Литература ХХ века в немалой своей части пессимистична. Она полна жестокости и отчаяния, одиночества и страха. Не удивительно, что ХХ век нередко называют веком смерти гуманизма. К примеру, в 1919 году была опубликована статья Александра Блока, которая называлась «Крушение гуманизма». Последовательная и неостановимая секуляризация гуманизма, которую с горечью отмечали многие философы, утрата представления о сакральности каких бы то ни было высших ценностей и идеалов привели к размыванию моральных и этических норм, к процессам постепенного распада и разложения личности, даже к оправданию этих тенденций, например, в постмодернистской парадигме. Сопутствующим явлением всего этого стали страшные социальные потрясения прошлого столетия.

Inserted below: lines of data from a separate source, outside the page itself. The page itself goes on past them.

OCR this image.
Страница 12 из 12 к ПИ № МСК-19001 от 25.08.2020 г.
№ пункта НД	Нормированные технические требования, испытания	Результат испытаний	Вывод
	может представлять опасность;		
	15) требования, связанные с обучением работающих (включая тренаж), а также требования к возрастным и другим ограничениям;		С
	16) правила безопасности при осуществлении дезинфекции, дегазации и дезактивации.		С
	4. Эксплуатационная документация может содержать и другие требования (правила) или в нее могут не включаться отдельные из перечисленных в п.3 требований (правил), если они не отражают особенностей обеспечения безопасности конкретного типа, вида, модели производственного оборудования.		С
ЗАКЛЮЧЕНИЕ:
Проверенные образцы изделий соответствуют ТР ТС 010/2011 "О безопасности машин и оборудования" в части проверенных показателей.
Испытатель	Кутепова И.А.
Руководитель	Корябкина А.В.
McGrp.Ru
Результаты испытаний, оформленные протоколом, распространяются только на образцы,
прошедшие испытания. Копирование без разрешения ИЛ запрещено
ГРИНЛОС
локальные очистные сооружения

Но чем громче звучали голоса тех, кто говорил о смерти гуманизма, тем живее и яростнее противостояли им те, кто старался утвердить его жизнь. В 1946 году, сразу после окончания самой страшной войны в истории человечества, Жан-Поль Сартр пишет своё знаменитое эссе «Экзистенциализм - это гуманизм». Работа Сартра ознаменовала смерть гуманизма в прежних его видах. Работа Сартра - это попытка вытащить гуманизм с того света, сделать всё, чтобы клиническая смерть гуманизма не стала его окончательной смертью. Стало ясно, что после величайшей бойни, унесшей миллионы жизней, говорить о гуманизме религиозном или светском не имеет смысла. Гуманизм стал анахронизмом. Но умер ли гуманизм? Или он по-прежнему существует в том, что мы создаем, живёт среди нас, так сказать, инкогнито? Попытаемся выяснить это, взяв для исследования, пожалуй, самые мрачные и безвыходные произведения литературы прошлого столетия.
Одной из наиболее объёмных частей литературного наследия ХХ века была нефикциональная литература, то есть такая литература, в которой автор ничего (или почти ничего) не придумывает, но описывает реальные события, опираясь на собственный опыт или документальные свидетельства. Очень часто нефикциональная литература - это литература, которую нельзя любить. В первую очередь, из-за её содержания. Можно сказать: «Я люблю „Войну и мир”, „Красное и Чёрное”, „Мастера и Маргариту”, „Тёмные аллеи”». Но сказать: «Я люблю „Колымские рассказы” Варлама Шаламова, „Записки врача” Викентия Вересаева или “У нас в Аушвице” Тадеуша Боровского», - не получается. Содержательная часть этих произведений столь тяжела, что повергает нас в трепет и ужас. Читая эти книги, мы приходим в состояние, в котором практически невозможно получать эстетическое наслаждение от формального совершенства упомянутых текстов. Можно ли назвать эти книги свидетельством смерти гуманизма, гуманистических традиций русской и мировой литературы? На первый взгляд, можно. Бесконечные, неисчислимые смерти, разбросанные повсюду на страницах «Колымских рассказов» Варлама Шаламова, «Чёрных камней» Анатолия Жигулина, «Крутого маршрута» Евгении Гинзбург, «Книжки о Колыме» Анатоля Краковецкого, «Другого мира» Густава Херлинга-Грудзинского, «Медальонов» Зофьи Налковской, «Прощания с Марией» Тадеуша Боровского, а главное - полное равнодушие при описании этих смертей, - всё это может быть признаком крайнего очерствения человека, причём не только и не столько конкретного человека, конкретного писателя, сколько человека вообще.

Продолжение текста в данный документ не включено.